Zero, a plastic-free grocery-delivery startup, to launch in LA

Plastic-free grocery-delivery startup Zero is gearing up to launch in Los Angeles on February 10, after solely operating in the San Francisco Bay Area. Zero works directly with suppliers to sell food and other household items in jars, boxes and other types of sustainable packaging, and offers next-day delivery.

Zero works with both big-name brands like Sightglass Coffee, Annie’s and Newman’s Own, as well as emerging vendors that are focused on sustainability, like Planet FWD, founded by Zume co-founder Julia Collins.

Zero members pay $25 per month to access discounted prices on food along with free deliveries. Zero is also available without a subscription, but prices on individual items cost a bit more, and delivery costs $7.99.

I’ve used Zero a couple of times and overall had a pleasant experience. The selection of food is pretty good, but I wasn’t able to find certain types of items like tortilla chips and mandarin oranges. On the plus side, Zero sells my favorite candy of all-time, Tony’s Chocolonely.

In total, Zero founder and CEO Zuleyka Strasner says there are just over 1,100 different items available in the store.

That’s partly because of the leg work that’s required to ensure the food manufactures are meeting Zero’s internal standards for packaging. In the case of chicken, Zero has worked directly with butchers to ensure they package it in compostable paper, which then goes into a compostable resealable bag, Strasner said. That took a lot of time, effort, energy and technology, she said.

Zero does allow plastic at some point in the supply chain process but ensures that plastic is not passed on to consumers. Using chicken as an example again, the chicken starts at the farm and then must travel to one of Zero’s butcher networks and then to a facility to get packaged and processed.

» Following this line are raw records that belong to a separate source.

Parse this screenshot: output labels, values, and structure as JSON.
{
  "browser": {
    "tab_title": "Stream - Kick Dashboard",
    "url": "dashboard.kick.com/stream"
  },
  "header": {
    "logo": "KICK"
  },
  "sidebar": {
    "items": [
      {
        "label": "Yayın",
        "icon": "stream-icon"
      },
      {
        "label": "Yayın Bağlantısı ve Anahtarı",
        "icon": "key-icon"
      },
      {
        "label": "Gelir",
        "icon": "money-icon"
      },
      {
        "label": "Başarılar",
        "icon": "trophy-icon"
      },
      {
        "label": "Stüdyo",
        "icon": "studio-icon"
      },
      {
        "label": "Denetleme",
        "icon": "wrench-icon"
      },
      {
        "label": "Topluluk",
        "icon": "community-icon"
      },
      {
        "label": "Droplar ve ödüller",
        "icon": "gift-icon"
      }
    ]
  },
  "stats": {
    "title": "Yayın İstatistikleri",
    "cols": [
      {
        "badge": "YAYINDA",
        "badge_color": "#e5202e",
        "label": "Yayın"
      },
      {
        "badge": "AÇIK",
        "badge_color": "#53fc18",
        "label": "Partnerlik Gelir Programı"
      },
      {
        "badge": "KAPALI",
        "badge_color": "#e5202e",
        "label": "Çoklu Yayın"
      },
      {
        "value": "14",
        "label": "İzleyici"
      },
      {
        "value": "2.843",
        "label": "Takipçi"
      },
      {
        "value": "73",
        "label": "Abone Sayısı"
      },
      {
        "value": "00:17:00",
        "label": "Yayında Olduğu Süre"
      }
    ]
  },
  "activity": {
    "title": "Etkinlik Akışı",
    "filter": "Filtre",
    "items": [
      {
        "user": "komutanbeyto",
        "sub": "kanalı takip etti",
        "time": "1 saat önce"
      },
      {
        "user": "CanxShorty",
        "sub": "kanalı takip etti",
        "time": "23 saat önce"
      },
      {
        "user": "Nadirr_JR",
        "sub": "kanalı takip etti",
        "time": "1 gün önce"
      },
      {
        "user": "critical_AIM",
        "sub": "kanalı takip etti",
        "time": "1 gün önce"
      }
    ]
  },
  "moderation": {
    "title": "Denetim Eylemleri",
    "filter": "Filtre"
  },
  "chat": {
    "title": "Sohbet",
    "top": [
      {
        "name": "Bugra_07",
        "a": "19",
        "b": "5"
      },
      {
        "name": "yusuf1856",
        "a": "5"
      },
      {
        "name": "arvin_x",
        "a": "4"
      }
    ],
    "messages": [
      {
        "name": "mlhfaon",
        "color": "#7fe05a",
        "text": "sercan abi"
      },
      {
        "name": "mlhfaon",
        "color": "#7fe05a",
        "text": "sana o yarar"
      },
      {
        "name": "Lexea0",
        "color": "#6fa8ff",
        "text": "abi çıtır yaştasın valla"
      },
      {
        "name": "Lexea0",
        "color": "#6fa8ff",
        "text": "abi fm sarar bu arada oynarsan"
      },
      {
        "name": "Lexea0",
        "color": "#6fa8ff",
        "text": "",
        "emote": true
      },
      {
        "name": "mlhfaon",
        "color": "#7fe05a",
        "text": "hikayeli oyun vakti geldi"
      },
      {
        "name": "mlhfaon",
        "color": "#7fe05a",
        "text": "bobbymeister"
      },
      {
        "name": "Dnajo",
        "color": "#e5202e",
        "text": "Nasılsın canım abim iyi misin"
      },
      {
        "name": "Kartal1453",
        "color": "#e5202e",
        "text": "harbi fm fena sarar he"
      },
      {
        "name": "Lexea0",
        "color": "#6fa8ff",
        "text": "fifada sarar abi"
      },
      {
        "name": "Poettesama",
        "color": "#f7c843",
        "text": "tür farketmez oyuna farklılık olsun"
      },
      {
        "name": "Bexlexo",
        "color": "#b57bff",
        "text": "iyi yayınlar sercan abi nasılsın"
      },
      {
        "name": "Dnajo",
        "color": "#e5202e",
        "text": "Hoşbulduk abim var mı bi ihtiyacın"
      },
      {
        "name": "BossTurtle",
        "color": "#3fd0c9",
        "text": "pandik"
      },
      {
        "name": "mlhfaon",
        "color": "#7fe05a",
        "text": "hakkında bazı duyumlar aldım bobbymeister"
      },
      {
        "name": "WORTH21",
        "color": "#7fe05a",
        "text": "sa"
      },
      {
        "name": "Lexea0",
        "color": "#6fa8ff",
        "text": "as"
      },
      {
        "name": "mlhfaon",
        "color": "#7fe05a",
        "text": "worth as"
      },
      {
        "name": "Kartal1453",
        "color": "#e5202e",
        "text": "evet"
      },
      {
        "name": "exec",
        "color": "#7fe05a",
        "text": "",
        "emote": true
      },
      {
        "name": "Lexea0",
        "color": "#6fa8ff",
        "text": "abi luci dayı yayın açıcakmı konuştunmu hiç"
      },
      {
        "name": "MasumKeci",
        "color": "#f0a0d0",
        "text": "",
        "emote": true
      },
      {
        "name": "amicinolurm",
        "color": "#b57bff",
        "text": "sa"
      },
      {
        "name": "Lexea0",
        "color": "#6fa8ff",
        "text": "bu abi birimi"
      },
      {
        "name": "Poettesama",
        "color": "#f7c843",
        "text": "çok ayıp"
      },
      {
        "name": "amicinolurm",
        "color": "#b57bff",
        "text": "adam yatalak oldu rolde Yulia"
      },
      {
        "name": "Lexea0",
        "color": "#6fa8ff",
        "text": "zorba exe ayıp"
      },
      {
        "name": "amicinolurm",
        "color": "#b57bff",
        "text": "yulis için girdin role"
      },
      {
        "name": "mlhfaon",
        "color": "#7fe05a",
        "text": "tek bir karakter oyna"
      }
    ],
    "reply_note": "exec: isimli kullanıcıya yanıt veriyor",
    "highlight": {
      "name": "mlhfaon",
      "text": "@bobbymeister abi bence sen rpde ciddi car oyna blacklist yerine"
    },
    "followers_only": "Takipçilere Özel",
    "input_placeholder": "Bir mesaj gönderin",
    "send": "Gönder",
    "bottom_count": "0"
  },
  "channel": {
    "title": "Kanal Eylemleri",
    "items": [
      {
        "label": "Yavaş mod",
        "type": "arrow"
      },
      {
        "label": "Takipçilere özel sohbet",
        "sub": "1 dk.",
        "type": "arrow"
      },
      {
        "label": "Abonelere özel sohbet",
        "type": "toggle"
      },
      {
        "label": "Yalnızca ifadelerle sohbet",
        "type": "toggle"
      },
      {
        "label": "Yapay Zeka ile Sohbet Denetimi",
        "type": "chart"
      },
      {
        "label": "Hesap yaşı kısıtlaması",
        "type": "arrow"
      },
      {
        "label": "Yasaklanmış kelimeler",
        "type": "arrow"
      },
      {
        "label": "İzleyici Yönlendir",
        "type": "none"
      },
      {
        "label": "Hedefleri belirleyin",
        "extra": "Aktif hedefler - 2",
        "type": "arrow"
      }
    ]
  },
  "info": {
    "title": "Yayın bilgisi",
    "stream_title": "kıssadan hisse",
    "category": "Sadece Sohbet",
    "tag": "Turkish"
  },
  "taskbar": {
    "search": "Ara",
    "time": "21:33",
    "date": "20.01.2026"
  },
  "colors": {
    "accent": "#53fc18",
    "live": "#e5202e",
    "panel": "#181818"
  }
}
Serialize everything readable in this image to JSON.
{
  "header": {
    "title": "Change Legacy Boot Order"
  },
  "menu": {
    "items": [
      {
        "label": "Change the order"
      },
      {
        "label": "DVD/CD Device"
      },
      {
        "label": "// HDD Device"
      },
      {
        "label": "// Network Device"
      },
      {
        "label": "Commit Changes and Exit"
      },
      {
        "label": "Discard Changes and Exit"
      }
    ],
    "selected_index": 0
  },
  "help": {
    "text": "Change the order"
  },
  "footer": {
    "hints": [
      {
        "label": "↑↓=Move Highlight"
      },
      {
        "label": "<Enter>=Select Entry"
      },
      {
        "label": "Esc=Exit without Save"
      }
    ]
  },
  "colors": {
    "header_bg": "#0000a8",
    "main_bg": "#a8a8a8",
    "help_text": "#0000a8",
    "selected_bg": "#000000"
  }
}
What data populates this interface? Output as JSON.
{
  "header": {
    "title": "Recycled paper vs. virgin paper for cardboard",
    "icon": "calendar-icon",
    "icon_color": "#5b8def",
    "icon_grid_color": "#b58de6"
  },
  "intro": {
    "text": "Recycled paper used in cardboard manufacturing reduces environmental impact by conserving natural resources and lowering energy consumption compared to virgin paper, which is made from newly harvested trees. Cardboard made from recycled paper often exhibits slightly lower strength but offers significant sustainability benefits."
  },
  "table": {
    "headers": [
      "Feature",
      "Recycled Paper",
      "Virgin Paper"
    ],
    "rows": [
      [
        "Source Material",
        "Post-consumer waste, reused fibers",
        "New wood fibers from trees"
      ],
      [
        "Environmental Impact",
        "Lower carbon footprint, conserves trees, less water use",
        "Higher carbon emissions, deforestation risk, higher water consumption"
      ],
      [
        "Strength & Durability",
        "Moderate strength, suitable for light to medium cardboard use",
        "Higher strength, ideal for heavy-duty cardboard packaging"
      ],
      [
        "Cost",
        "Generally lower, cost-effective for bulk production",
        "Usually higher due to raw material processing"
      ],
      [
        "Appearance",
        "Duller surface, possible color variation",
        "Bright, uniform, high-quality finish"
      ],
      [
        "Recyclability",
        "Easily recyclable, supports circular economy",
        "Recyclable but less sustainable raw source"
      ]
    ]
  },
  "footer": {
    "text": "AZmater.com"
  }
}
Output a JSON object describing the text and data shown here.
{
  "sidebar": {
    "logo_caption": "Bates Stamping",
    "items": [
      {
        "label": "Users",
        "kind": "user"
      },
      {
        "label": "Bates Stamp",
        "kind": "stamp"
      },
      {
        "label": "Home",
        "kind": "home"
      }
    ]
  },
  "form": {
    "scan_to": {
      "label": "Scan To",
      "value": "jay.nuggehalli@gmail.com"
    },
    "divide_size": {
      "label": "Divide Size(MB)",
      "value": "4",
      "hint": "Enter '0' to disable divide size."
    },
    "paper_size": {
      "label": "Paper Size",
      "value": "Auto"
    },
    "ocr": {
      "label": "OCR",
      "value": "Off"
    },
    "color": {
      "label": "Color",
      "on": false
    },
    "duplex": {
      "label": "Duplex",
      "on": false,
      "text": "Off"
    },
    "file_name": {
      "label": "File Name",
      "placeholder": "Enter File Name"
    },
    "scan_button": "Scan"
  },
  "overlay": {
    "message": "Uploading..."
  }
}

“So those farms and those parts of that transportation process do oftentimes involve plastic in there,” Strasner said. “And as the company grows, we get involved more and more and more into changing more and more of the processes and removing more and more of the plastic for each of our new manufacturing suppliers. So it’s always a journey for each farm, to start with that product going out to the customer plastic-free and then working backwards backwards backwards to removing more and more and more plastics.”

While it would be ideal for all of Zero’s partners to operate fully plastic-free, Strasner said it was important to make it as easy as possible for farms, suppliers and other stakeholders to get on board, “rather than setting up a set of rules and regulations that say either you’re plastic-free from the minute the chicken gets slaughtered all the way to getting it to the customer,” she said.

“That would not create the shift in the industry that we’re looking to create.”

The idea for Zero started to come into fruition for Strasner during her honeymoon in the Corn Islands in Nicaragua. During her trip, she was shocked at how much single-use plastic washed up on the shore, she told TechCrunch. Meanwhile, she had seen the zero-waste, anti-plastic movement growing and began to wonder what would happen if she went plastic-free. Going plastic-free made her think more about the supply chain and how foods are packed in the country, she said.

Given her background in technology, she began to think about how technology could be applied to the problem of plastic waste, “which must be solved within the next seven to 10 years,” she said. “Time is truly finite here and that’s the mission I decided to undertake.”

Zero began testing in 2018 and officially launched in November 2019. The majority of Zero’s customers are members and, overall, the company has “many, many thousands of customers,” Strasner said.

To date, Zero has raised $4.7 million in funding from investors like Precursor Ventures, Backstage Capital, 1984 and others.

“We aim to be and we will be the largest sustainability platform in this country,” Strasner said. “So whatever you need and desire — food, homewares or otherwise, certainly plastic-free but also just sustainable in general — you would come to us. Zero really is a movement beyond just food.”